Note 3. Recapitalization

 

On August 11, 2021, Consonance consummated the Business Combination (see Note 1). Immediately after the consummation of the Business Combination, certain investors subscribed for and purchased an aggregate of 12.0 million units, each consisting of one share of the Company’s common stock and one-third of one redeemable warrant, for a purchase price of $10.00 per unit through a private investment in public entity financing, or PIPE Financing. In connection with the Business Combination and PIPE Financing, Legacy Surrozen received the aggregate cash consideration of $128.8 million, after deducting the transaction fees incurred by Consonance.

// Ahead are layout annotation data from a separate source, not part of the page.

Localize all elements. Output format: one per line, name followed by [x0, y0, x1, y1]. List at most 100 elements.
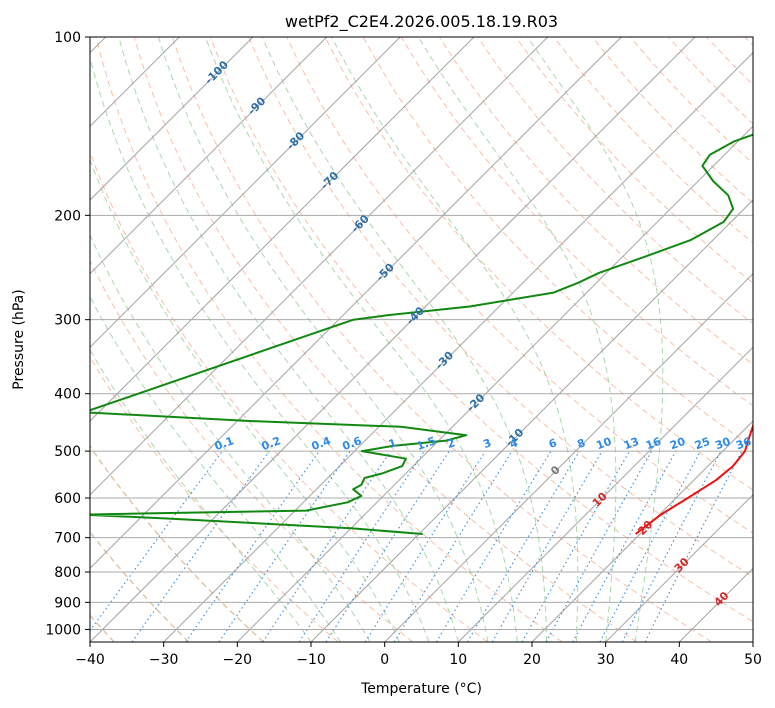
mixing-ratio-line [218, 450, 351, 642]
mixing-ratio-line [435, 450, 552, 642]
isotherm-line [90, 37, 622, 570]
mixing-ratio-line [325, 450, 450, 642]
moist-adiabat-line [90, 234, 371, 642]
mixing-ratio-label: 0.6 [341, 434, 364, 453]
isotherm-line [752, 641, 753, 642]
sounding-profiles [90, 133, 753, 535]
moist-adiabat-line [157, 37, 489, 642]
x-tick-label: −20 [223, 652, 253, 668]
dry-adiabat-line [706, 37, 753, 86]
isotherm-line [457, 346, 753, 642]
mixing-ratio-line [364, 450, 486, 642]
mixing-ratio-line [131, 450, 270, 642]
x-axis-label: Temperature (°C) [360, 681, 482, 697]
dry-adiabat-line [515, 37, 753, 284]
isotherm-line [384, 272, 753, 642]
mixing-ratio-label: 8 [575, 436, 587, 451]
mixing-ratio-label: 25 [693, 435, 712, 452]
mixing-ratio-label: 10 [595, 435, 614, 453]
mixing-ratio-label: 20 [668, 435, 687, 453]
moist-adiabat-line [418, 37, 617, 642]
dewpoint-profile-line [90, 133, 753, 535]
y-tick-label: 600 [54, 491, 81, 507]
moist-adiabat-line [90, 158, 400, 642]
x-axis: −40 −30 −20 −10 0 10 20 30 40 50 [75, 642, 762, 668]
mixing-ratio-label: 36 [734, 435, 753, 453]
x-tick-label: 30 [597, 652, 615, 668]
moist-adiabat-line [261, 37, 548, 642]
moist-adiabat-line [527, 37, 664, 642]
mixing-ratio-line [545, 450, 653, 642]
y-tick-label: 1000 [45, 622, 81, 638]
isotherm-line [310, 199, 753, 642]
mixing-ratio-line [185, 450, 320, 642]
dry-adiabat-line [477, 37, 753, 325]
mixing-ratio-label: 0.2 [260, 434, 283, 453]
x-tick-label: 0 [380, 652, 389, 668]
x-tick-label: 10 [449, 652, 467, 668]
y-tick-label: 800 [54, 565, 81, 581]
mixing-ratio-label: 4 [508, 436, 520, 451]
plot-frame [89, 36, 754, 643]
dry-adiabat-line [553, 37, 753, 244]
moist-adiabat-line [204, 37, 518, 642]
mixing-ratio-label: 2 [445, 436, 457, 451]
mixing-ratio-label: 1.5 [415, 434, 438, 453]
y-axis-label: Pressure (hPa) [11, 289, 27, 389]
mixing-ratio-line [599, 450, 702, 642]
isotherm-line [163, 51, 753, 642]
isotherm-line [678, 567, 753, 642]
moist-adiabat-line [118, 37, 459, 642]
y-tick-label: 100 [54, 30, 81, 46]
mixing-ratio-line [644, 450, 743, 642]
mixing-ratio-label: 6 [547, 436, 559, 451]
moist-adiabat-line [90, 55, 430, 642]
isotherm-line [90, 37, 254, 201]
x-tick-label: 20 [523, 652, 541, 668]
x-tick-label: 40 [670, 652, 688, 668]
y-axis: 100 200 300 400 500 600 700 800 900 1000 [45, 30, 90, 638]
mixing-ratio-label: 1 [387, 436, 399, 451]
x-tick-label: −30 [149, 652, 179, 668]
y-tick-label: 900 [54, 595, 81, 611]
dry-adiabat-line [324, 37, 753, 491]
mixing-ratio-line [572, 450, 677, 642]
mixing-ratio-line [466, 450, 580, 642]
mixing-ratio-label: 16 [644, 435, 663, 453]
dry-adiabat-line [90, 530, 190, 642]
isotherm-line [605, 493, 753, 642]
y-tick-label: 300 [54, 313, 81, 329]
x-tick-label: −40 [75, 652, 105, 668]
mixing-ratio-line [90, 450, 223, 632]
dry-adiabat-line [438, 37, 753, 366]
isotherm-line [90, 37, 475, 422]
dry-adiabat-line [90, 445, 264, 642]
isotherm-line [90, 37, 328, 275]
x-tick-label: −10 [296, 652, 326, 668]
dry-adiabat-line [248, 37, 753, 578]
mixing-ratio-line [262, 450, 392, 642]
moist-adiabat-line [90, 296, 341, 642]
dry-adiabat-line [90, 259, 414, 642]
dry-adiabat-line [133, 37, 638, 642]
chart-title: wetPf2_C2E4.2026.005.18.19.R03 [285, 12, 558, 32]
dry-adiabat-line [90, 356, 339, 642]
mixing-ratio-label: 0.4 [310, 434, 333, 453]
mixing-ratio-line [298, 450, 425, 642]
thermodynamic-lines [90, 37, 753, 642]
isotherm-line [236, 125, 753, 642]
isotherm-line [531, 420, 753, 642]
dry-adiabat-line [95, 37, 563, 642]
dry-adiabat-line [744, 37, 753, 47]
y-tick-label: 200 [54, 208, 81, 224]
dry-adiabat-line [210, 37, 753, 623]
y-tick-label: 500 [54, 444, 81, 460]
x-tick-label: 50 [744, 652, 762, 668]
isotherm-line [90, 37, 549, 496]
mixing-ratio-line [393, 450, 513, 642]
isotherm-line [90, 37, 696, 642]
isotherm-line [90, 37, 401, 349]
dry-adiabat-line [171, 37, 712, 642]
y-tick-label: 400 [54, 387, 81, 403]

The cash consideration was comprised of $8.6 million in proceeds from issuance of common stock upon the closing of the Business Combination and $120.2 million in proceeds from the PIPE Financing. The Company incurred transaction costs of $6.3 million, consisting of legal, accounting and other professional services directly related to the Business Combination, $0.4 million of which were allocated to the warrant liabilities assumed and recognized as other expenses when incurred. The remaining $5.9 million were recorded as a reduction of additional paid-in capital in the unaudited condensed consolidated balance sheet. Legacy Surrozen was deemed the accounting acquirer in the Business Combination and the Business Combination was accounted for as a reverse recapitalization based on the following predominant factors:

 

Legacy Surrozen’s stockholders have the greatest voting interest in the Company;
The Company’s board and senior management are primarily composed of individuals associated with Legacy Surrozen; and
Legacy Surrozen is the larger entity based on historical operating activity and has the larger employee base at the time of the Business Combination.

 

Accordingly, for accounting purposes, the reverse recapitalization was treated as the equivalent of Legacy Surrozen issuing stock for the net assets of Consonance, accompanied by a recapitalization. The net assets of Consonance are stated at historical cost, with no goodwill or other intangible assets recorded.

 

Pursuant to the Business Combination Agreement, upon the closing of the Business Combination, (i) each share of redeemable convertible preferred stock of Legacy Surrozen (on an as converted to common stock basis) and each share of common stock of Legacy Surrozen, whether vested or unvested, was converted into 0.175648535 shares of the Company’s common stock and (ii) each outstanding option to purchase common stock of Legacy Surrozen was converted into an option to purchase shares of the Company’s common stock based on an exchange ratio of 0.175648535, or the Exchange Ratio, with corresponding adjustments to the exercise price. All issued and outstanding common stock, preferred stock and stock awards of Legacy Surrozen and corresponding capital amounts contained in the unaudited condensed consolidated financial statements for the periods presented prior to the closing of the Business Combination have been retroactively restated to reflect the conversion.